SoundStream: Google's first real-time neural audio codec

In one sentence SoundStream introduces Residual Vector Quantization to compress audio at 3kbps with quality surpassing Opus at 12kbps, founding the architecture of all modern neural codecs used in audio LLMs.

Needs review Official source

ShareLinkedIn X

An audio codec is the software that compresses your voice during a video call or streams music. Traditional codecs like MP3 or Opus work with fixed mathematical rules, hand-designed by engineers.

SoundStream takes a completely different approach: it uses a neural network trained on millions of seconds of audio to learn on its own how to compress audio as efficiently as possible. The result is surprising: at 3 kilobits per second (a quarter of what Opus uses), the audio sounds better than Opus at 12kbps.

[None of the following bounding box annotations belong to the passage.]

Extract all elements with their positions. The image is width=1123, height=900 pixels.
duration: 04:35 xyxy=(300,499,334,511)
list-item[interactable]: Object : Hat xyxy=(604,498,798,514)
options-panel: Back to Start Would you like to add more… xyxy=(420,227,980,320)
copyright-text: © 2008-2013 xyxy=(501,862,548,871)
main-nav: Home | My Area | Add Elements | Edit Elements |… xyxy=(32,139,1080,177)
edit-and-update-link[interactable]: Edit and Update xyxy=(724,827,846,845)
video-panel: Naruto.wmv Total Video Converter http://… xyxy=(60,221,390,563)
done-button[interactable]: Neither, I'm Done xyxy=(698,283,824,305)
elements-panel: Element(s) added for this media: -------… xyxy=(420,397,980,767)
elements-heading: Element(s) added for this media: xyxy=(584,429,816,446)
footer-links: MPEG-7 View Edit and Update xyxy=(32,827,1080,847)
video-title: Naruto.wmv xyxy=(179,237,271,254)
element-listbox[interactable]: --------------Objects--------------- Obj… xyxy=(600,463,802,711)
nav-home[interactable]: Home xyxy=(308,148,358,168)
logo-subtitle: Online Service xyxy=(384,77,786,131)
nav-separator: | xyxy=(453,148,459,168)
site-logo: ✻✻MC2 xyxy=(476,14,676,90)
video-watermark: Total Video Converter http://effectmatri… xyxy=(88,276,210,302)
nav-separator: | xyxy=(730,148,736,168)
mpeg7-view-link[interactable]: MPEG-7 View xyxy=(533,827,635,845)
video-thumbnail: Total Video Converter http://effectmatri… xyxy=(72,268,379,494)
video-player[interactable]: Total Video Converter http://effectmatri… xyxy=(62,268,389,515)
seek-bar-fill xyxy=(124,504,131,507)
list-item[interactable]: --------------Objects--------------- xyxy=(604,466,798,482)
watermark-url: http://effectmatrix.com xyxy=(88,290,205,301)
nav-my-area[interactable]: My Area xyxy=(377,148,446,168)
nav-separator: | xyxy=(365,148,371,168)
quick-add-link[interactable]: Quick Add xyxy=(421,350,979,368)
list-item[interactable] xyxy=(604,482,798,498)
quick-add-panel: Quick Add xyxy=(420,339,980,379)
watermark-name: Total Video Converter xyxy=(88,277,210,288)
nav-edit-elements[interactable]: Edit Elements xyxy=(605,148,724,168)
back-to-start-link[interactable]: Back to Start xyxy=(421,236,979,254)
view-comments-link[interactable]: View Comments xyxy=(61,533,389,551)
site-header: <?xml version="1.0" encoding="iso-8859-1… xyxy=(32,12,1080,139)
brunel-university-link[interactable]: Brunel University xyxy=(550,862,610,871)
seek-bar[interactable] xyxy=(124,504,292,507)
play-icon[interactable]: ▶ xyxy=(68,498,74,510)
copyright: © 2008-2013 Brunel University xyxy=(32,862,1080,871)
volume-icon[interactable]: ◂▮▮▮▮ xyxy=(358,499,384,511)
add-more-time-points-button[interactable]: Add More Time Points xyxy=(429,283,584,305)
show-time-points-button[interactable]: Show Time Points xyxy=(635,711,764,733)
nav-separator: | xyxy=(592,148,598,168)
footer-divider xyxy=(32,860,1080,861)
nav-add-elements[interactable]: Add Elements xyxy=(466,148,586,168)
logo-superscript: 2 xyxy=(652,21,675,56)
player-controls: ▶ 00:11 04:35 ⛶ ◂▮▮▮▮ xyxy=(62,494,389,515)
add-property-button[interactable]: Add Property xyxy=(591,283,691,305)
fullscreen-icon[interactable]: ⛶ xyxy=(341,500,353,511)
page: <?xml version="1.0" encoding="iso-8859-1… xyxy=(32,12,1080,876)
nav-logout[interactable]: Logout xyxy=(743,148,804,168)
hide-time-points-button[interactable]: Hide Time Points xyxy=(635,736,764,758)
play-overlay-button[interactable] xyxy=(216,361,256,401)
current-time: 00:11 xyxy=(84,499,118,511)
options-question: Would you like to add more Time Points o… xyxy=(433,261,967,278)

The truly important thing, however, is the internal architecture: SoundStream introduces "Residual Vector Quantization" (RVQ), a way to transform any piece of audio into a sequence of ordered discrete numbers. These numbers — called "audio tokens" — are like words for text: they allow language models to "read" and "write" audio as if it were text.

This insight gave birth to all the major audio models that followed: Meta's EnCodec, DAC, Vocos, MusicGen, AudioLM, and eventually GPT-4o with native audio. SoundStream is the cornerstone of the "audio LLM" era.